Honolulu Star-Advertiser

Thursday, December 26, 2024 72° Today's Paper


Features

Whitman novel, lost for 165 years, includes ‘Leaves of Grass’ clues

ASSOCIATED PRESS

Walt Whitman.

Readers who picked up The New York Times on March 13, 1852, might have seen a small advertisement on Page 3 for a serial tale set to begin the next day in a rival newspaper.

The story, which was never reviewed or reprinted, appears to have sunk like a stone.

But now comes another rich revelation: The anonymously published tale was nothing less than a complete novel by Walt Whitman.

The 36,000-word “Life and Adventures of Jack Engle,” which was discovered last summer by a graduate student, was being republished online today by The Walt Whitman Quarterly Review and in book form by the University of Iowa Press. A quasi-Dickensian tale of an orphan’s adventures, it features a villainous lawyer, virtuous Quakers, glad-handing politicians, a sultry Spanish dancer and more than a few unlikely plot twists and jarring narrative shifts.

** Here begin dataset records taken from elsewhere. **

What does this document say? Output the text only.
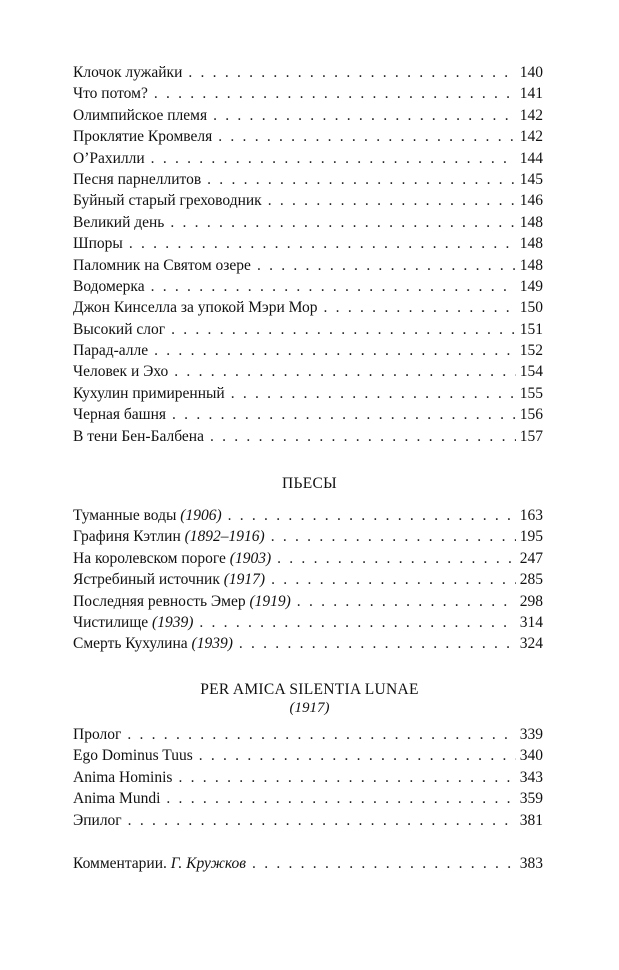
Клочок лужайки . . .	140
Что потом? . . .	141
Олимпийское племя . . .	142
Проклятие Кромвеля . . .	142
О’Рахилли . . .	144
Песня парнеллитов . . .	145
Буйный старый греховодник . . .	146
Великий день . . .	148
Шпоры . . .	148
Паломник на Святом озере . . .	148
Водомерка . . .	149
Джон Кинселла за упокой Мэри Мор . . .	150
Высокий слог . . .	151
Парад-алле . . .	152
Человек и Эхо . . .	154
Кухулин примиренный . . .	155
Черная башня . . .	156
В тени Бен-Балбена . . .	157
ПЬЕСЫ
Туманные воды (1906) . . .	163
Графиня Кэтлин (1892–1916) . . .	195
На королевском пороге (1903) . . .	247
Ястребиный источник (1917) . . .	285
Последняя ревность Эмер (1919) . . .	298
Чистилище (1939) . . .	314
Смерть Кухулина (1939) . . .	324
PER AMICA SILENTIA LUNAE
(1917)
Пролог . . .	339
Ego Dominus Tuus . . .	340
Anima Hominis . . .	343
Anima Mundi . . .	359
Эпилог . . .	381
Комментарии. Г. Кружков . . .	383
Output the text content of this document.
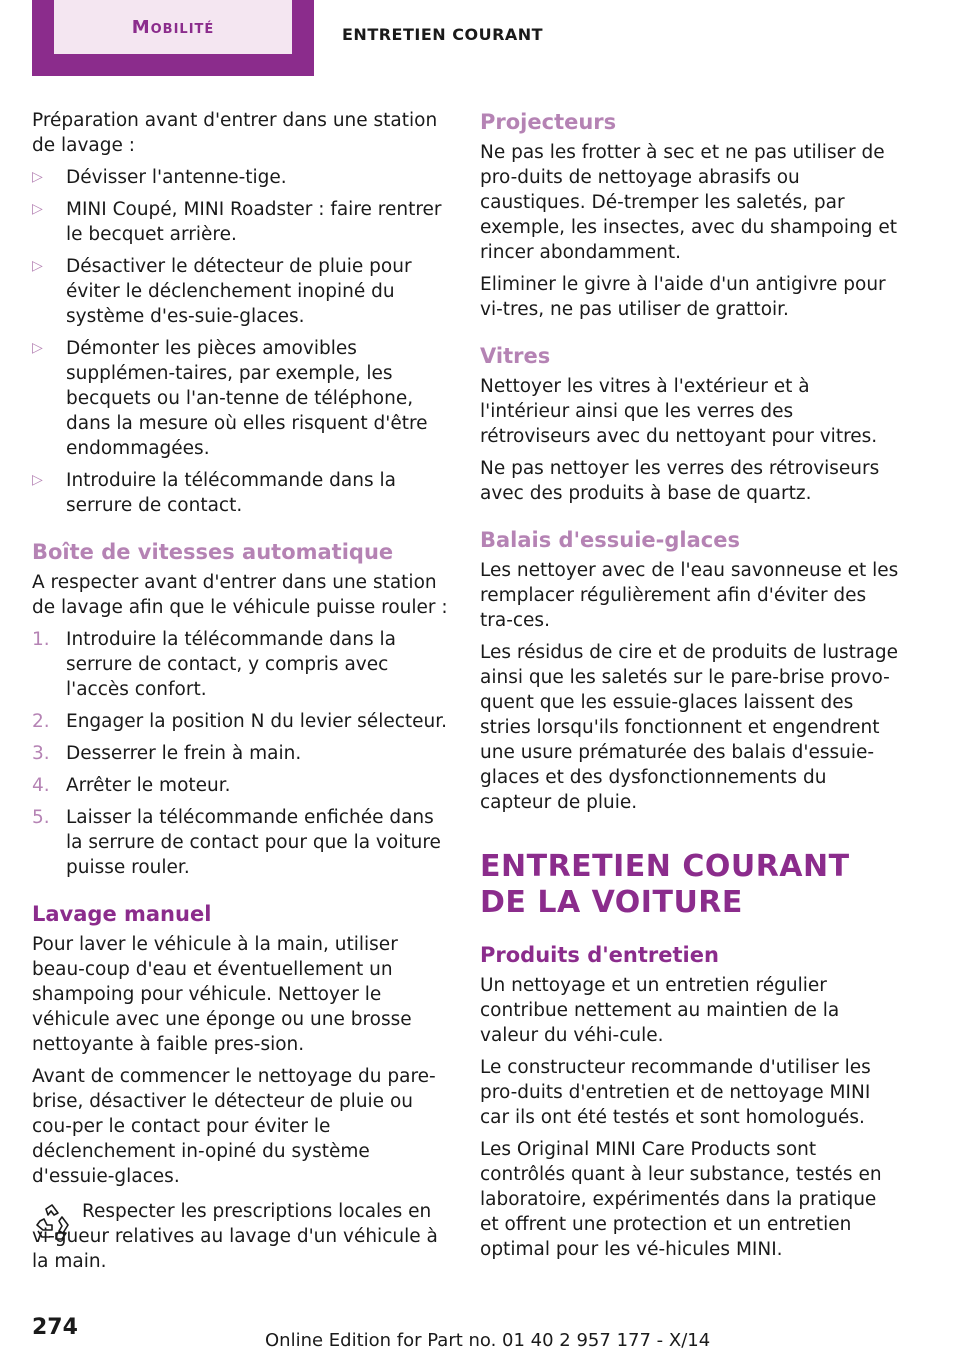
Mobilité	ENTRETIEN COURANT

Préparation avant d'entrer dans une station de lavage :

▷ Dévisser l'antenne-tige.
▷ MINI Coupé, MINI Roadster : faire rentrer le becquet arrière.
▷ Désactiver le détecteur de pluie pour éviter le déclenchement inopiné du système d'es-suie-glaces.
▷ Démonter les pièces amovibles supplémen-taires, par exemple, les becquets ou l'an-tenne de téléphone, dans la mesure où elles risquent d'être endommagées.
▷ Introduire la télécommande dans la serrure de contact.
Boîte de vitesses automatique

A respecter avant d'entrer dans une station de lavage afin que le véhicule puisse rouler :

1. Introduire la télécommande dans la serrure de contact, y compris avec l'accès confort.
2. Engager la position N du levier sélecteur.
3. Desserrer le frein à main.
4. Arrêter le moteur.
5. Laisser la télécommande enfichée dans la serrure de contact pour que la voiture puisse rouler.
Lavage manuel

Pour laver le véhicule à la main, utiliser beau-coup d'eau et éventuellement un shampoing pour véhicule. Nettoyer le véhicule avec une éponge ou une brosse nettoyante à faible pres-sion.

Avant de commencer le nettoyage du pare-brise, désactiver le détecteur de pluie ou cou-per le contact pour éviter le déclenchement in-opiné du système d'essuie-glaces.

Respecter les prescriptions locales en vi-gueur relatives au lavage d'un véhicule à la main.

Projecteurs

Ne pas les frotter à sec et ne pas utiliser de pro-duits de nettoyage abrasifs ou caustiques. Dé-tremper les saletés, par exemple, les insectes, avec du shampoing et rincer abondamment.

Eliminer le givre à l'aide d'un antigivre pour vi-tres, ne pas utiliser de grattoir.

Vitres

Nettoyer les vitres à l'extérieur et à l'intérieur ainsi que les verres des rétroviseurs avec du nettoyant pour vitres.

Ne pas nettoyer les verres des rétroviseurs avec des produits à base de quartz.

Balais d'essuie-glaces

Les nettoyer avec de l'eau savonneuse et les remplacer régulièrement afin d'éviter des tra-ces.

Les résidus de cire et de produits de lustrage ainsi que les saletés sur le pare-brise provo-quent que les essuie-glaces laissent des stries lorsqu'ils fonctionnent et engendrent une usure prématurée des balais d'essuie-glaces et des dysfonctionnements du capteur de pluie.

ENTRETIEN COURANT DE LA VOITURE
Produits d'entretien

Un nettoyage et un entretien régulier contribue nettement au maintien de la valeur du véhi-cule.

Le constructeur recommande d'utiliser les pro-duits d'entretien et de nettoyage MINI car ils ont été testés et sont homologués.

Les Original MINI Care Products sont contrôlés quant à leur substance, testés en laboratoire, expérimentés dans la pratique et offrent une protection et un entretien optimal pour les vé-hicules MINI.

274
Online Edition for Part no. 01 40 2 957 177 - X/14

“This is Whitman’s take on the city mystery novel, a popular genre of the day that pitted the ‘upper 10 thousand’ — what we would call the 1 percent — against the lower million,” said David S. Reynolds, a Whitman expert at the Graduate Center of the City University of New York.

But it also, Reynolds and other scholars who have seen it say, offers clues to another mystery: how a workaday journalist and mostly conventional poet transformed himself into the author of the sensuous, philosophical, wildly experimental and altogether unclassifiable free verse of “Leaves of Grass.”

That transformation was one that Whitman himself wished to obscure.

That doesn’t faze Zachary Turpin, the graduate student at the University of Houston who found “Jack Engle.”

Turpin called it “rollicking, interesting, beautiful, beautiful and bizarre,” with antic twists, goofy names and suddenly revealed conspiracies that recall “a pre-modern Thomas Pynchon” or even, he ventured, “It’s a Mad, Mad, Mad, Mad World.”

This may sound a long way from “Leaves of Grass.” But Jack Engle and the other raffish young male characters, Reynolds said, are reminiscent of the man-of-the-streets persona he created with “Leaves of Grass.”

And then there’s Chapter 19, which Ed Folsom, editor of The Walt Whitman Quarterly Review called “a magical moment.” Here, Jack enters the cemetery at Trinity Church in Lower Manhattan, and the madcap plot grinds to a halt in favor of reveries about nature, immortality and the oneness of being that strikingly echo the imagery of Whitman’s great work.